President Trump meets this morning with the CEOs of major U.S. corporations who have agreed to sit on his Strategic and Policy Forum—a group led by Blackstone CEO Stephen Schwarzman that includes GM’s Mary Barra, J.P. Morgan’s Jamie Dimon, Disney’s Bob Iger, Pepsi’s Indra Nooyi, IBM’s Ginni Rometty, Walmart’s Doug McMillon and more.

Two weeks into his administration, they all must be feeling the cognitive dissonance of battered children.

On the one hand, Trump has shown them more love and attention in two weeks than his predecessor did in eight years. He has put members of their ranks in top jobs—something the Obama team found nearly impossible to do—installing former Exxon CEO Rex Tillerson at State (Tillerson wooed his new department with humility and humor yesterday) and former Goldman Sachs CEO-in-waiting Gary Cohn as head of the National Economic Council. He has promised lush cuts in corporate taxes, which could among other things enable companies to repatriate the $2 trillion in profits they have locked overseas. And he has promised to slash a regulatory burden that has risen significantly over the last eight years. He will begin to follow through on the regulatory promise today, by issuing an order that guts some of the Dodd-Frank rules that banks find most onerous.

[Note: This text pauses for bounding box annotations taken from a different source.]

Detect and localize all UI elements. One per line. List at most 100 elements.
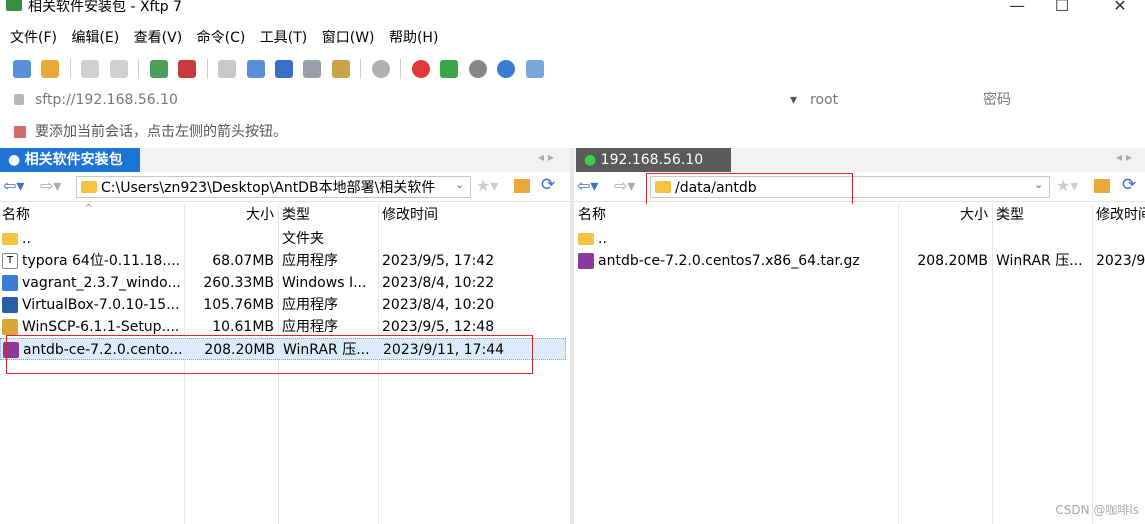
toolbar-divider (69, 59, 71, 79)
local-path-input[interactable]: C:\Users\zn923\Desktop\AntDB本地部署\相关软件 (76, 176, 471, 198)
xshell-icon[interactable] (411, 60, 430, 78)
file-size: 68.07MB (212, 253, 274, 269)
address-bar: sftp://192.168.56.10 ▾ root 密码 (0, 88, 1145, 112)
file-size: 208.20MB (917, 253, 988, 269)
help-icon[interactable] (497, 60, 516, 78)
menu-help[interactable]: 帮助(H) (384, 26, 443, 50)
home-folder-icon[interactable] (1094, 179, 1110, 193)
folder-icon (2, 233, 18, 245)
home-folder-icon[interactable] (514, 179, 530, 193)
col-size[interactable]: 大小 (186, 204, 274, 226)
forward-arrow-icon[interactable]: ⇨▾ (614, 176, 635, 195)
file-modified: 2023/8/4, 10:22 (382, 275, 495, 291)
virtualbox-icon (2, 297, 18, 313)
close-button[interactable]: ✕ (1100, 0, 1140, 18)
file-type: 文件夹 (282, 231, 324, 247)
maximize-button[interactable]: ☐ (1042, 0, 1082, 18)
right-file-list: .. antdb-ce-7.2.0.centos7.x86_64.tar.gz … (574, 228, 1145, 524)
left-tab-strip: ● 相关软件安装包 ✕ ◂ ▸ (0, 148, 570, 191)
gear-icon[interactable] (468, 60, 487, 78)
table-row[interactable]: antdb-ce-7.2.0.centos7.x86_64.tar.gz 208… (574, 250, 1145, 272)
right-tab-strip: ● 192.168.56.10 ✕ ◂ ▸ (574, 148, 1145, 191)
table-row[interactable]: .. 文件夹 (0, 228, 566, 250)
file-name: .. (22, 231, 31, 247)
arrow-flag-icon[interactable] (14, 126, 26, 138)
file-type: 应用程序 (282, 253, 338, 269)
toolbar-divider (138, 59, 140, 79)
tab-scroll-icon[interactable]: ◂ ▸ (538, 150, 554, 164)
new-session-icon[interactable] (13, 60, 31, 78)
session-hint-text: 要添加当前会话，点击左侧的箭头按钮。 (35, 124, 287, 140)
folder-icon (578, 233, 594, 245)
xftp-icon[interactable] (440, 60, 459, 78)
highlight-box (6, 335, 533, 374)
chat-icon[interactable] (525, 60, 544, 78)
file-name: typora 64位-0.11.18.... (22, 253, 181, 269)
watermark: CSDN @咖啡ls (1055, 503, 1139, 517)
file-modified: 2023/9/5, 17:42 (382, 253, 495, 269)
refresh-icon[interactable]: ⟳ (541, 175, 555, 195)
password-input[interactable]: 密码 (983, 88, 1133, 112)
lock-icon (14, 94, 24, 105)
disconnect-icon[interactable] (109, 60, 128, 78)
table-row[interactable]: vagrant_2.3.7_windo... 260.33MB Windows … (0, 272, 566, 294)
minimize-button[interactable]: — (997, 0, 1037, 18)
copy-icon[interactable] (303, 60, 322, 78)
menu-view[interactable]: 查看(V) (129, 26, 188, 50)
back-arrow-icon[interactable]: ⇦▾ (3, 176, 24, 195)
menu-window[interactable]: 窗口(W) (317, 26, 380, 50)
path-dropdown-icon[interactable]: ⌄ (455, 178, 464, 191)
file-name: vagrant_2.3.7_windo... (22, 275, 181, 291)
sync-icon[interactable] (274, 60, 293, 78)
col-modified[interactable]: 修改时间 (382, 204, 438, 226)
new-tab-icon[interactable] (149, 60, 168, 78)
file-name: VirtualBox-7.0.10-15... (22, 297, 180, 313)
transfer-icon[interactable] (246, 60, 265, 78)
star-icon[interactable]: ★▾ (1056, 176, 1078, 195)
menu-command[interactable]: 命令(C) (192, 26, 251, 50)
tab-scroll-icon[interactable]: ◂ ▸ (1116, 150, 1132, 164)
back-arrow-icon[interactable]: ⇦▾ (577, 176, 598, 195)
tab-status-dot: ● (8, 152, 21, 168)
session-hint-bar: 要添加当前会话，点击左侧的箭头按钮。 (0, 120, 1145, 144)
file-modified: 2023/9 (1096, 253, 1145, 269)
col-name[interactable]: 名称 (578, 204, 606, 226)
installer-icon (2, 275, 18, 291)
menu-tools[interactable]: 工具(T) (255, 26, 312, 50)
table-row[interactable]: VirtualBox-7.0.10-15... 105.76MB 应用程序 20… (0, 294, 566, 316)
col-type[interactable]: 类型 (282, 204, 310, 226)
star-icon[interactable]: ★▾ (476, 176, 498, 195)
username-input[interactable]: root (810, 88, 970, 112)
paste-icon[interactable] (331, 60, 350, 78)
table-row[interactable]: .. (574, 228, 1145, 250)
menu-edit[interactable]: 编辑(E) (66, 26, 124, 50)
file-size: 105.76MB (203, 297, 274, 313)
file-size: 260.33MB (203, 275, 274, 291)
tab-remote[interactable]: ● 192.168.56.10 ✕ (576, 148, 731, 191)
forward-arrow-icon[interactable]: ⇨▾ (40, 176, 61, 195)
title-bar: 相关软件安装包 - Xftp 7 — ☐ ✕ (0, 0, 1145, 24)
globe-icon[interactable] (371, 60, 390, 78)
host-dropdown-icon[interactable]: ▾ (790, 88, 797, 112)
toolbar-divider (206, 59, 208, 79)
table-row[interactable]: T typora 64位-0.11.18.... 68.07MB 应用程序 20… (0, 250, 566, 272)
connected-dot-icon: ● (584, 152, 597, 168)
connect-icon[interactable] (81, 60, 100, 78)
properties-icon[interactable] (218, 60, 237, 78)
col-name[interactable]: 名称 (2, 204, 30, 226)
menu-bar: 文件(F) 编辑(E) 查看(V) 命令(C) 工具(T) 窗口(W) 帮助(H… (0, 26, 1145, 50)
path-dropdown-icon[interactable]: ⌄ (1034, 178, 1043, 191)
left-column-header: 名称 ^ 大小 类型 修改时间 (0, 202, 570, 226)
terminal-icon[interactable] (178, 60, 197, 78)
refresh-icon[interactable]: ⟳ (1122, 175, 1136, 195)
host-input[interactable]: sftp://192.168.56.10 (35, 88, 795, 112)
col-type[interactable]: 类型 (996, 204, 1024, 226)
file-modified: 2023/8/4, 10:20 (382, 297, 495, 313)
menu-file[interactable]: 文件(F) (5, 26, 62, 50)
winscp-icon (2, 319, 18, 335)
col-modified[interactable]: 修改时间 (1096, 204, 1145, 226)
file-type: 应用程序 (282, 297, 338, 313)
col-size[interactable]: 大小 (904, 204, 988, 226)
open-folder-icon[interactable] (41, 60, 60, 78)
tab-local[interactable]: ● 相关软件安装包 ✕ (0, 148, 140, 191)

Yet on the other hand, the President has bullied many of the CEOs with unprecedented threats of unilateral tariffs on their products. He is axing trade agreements that threaten to disrupt their carefully constructed global supply chains. And in a business world where competition for talent has become increasingly intense, he has created a revolt among many of their most talented employees with a poorly executed immigration ban. It was that last move that caused Uber CEO Travis Kalanick to drop off the advisory council yesterday. Meanwhile, Tesla CEO Elon Musk says he will stay on in order to give the new President his views on the matter.

The potential gains from this convoluted dance—reduced regulation and tax reform—still far outweigh the pain—humiliation, bullying, potential trade battles, unsettled workers, etc. But all are watching warily. The wild ride of the first two weeks has made the downside look more frightening, and the upside—at least on the tax front—harder to achieve.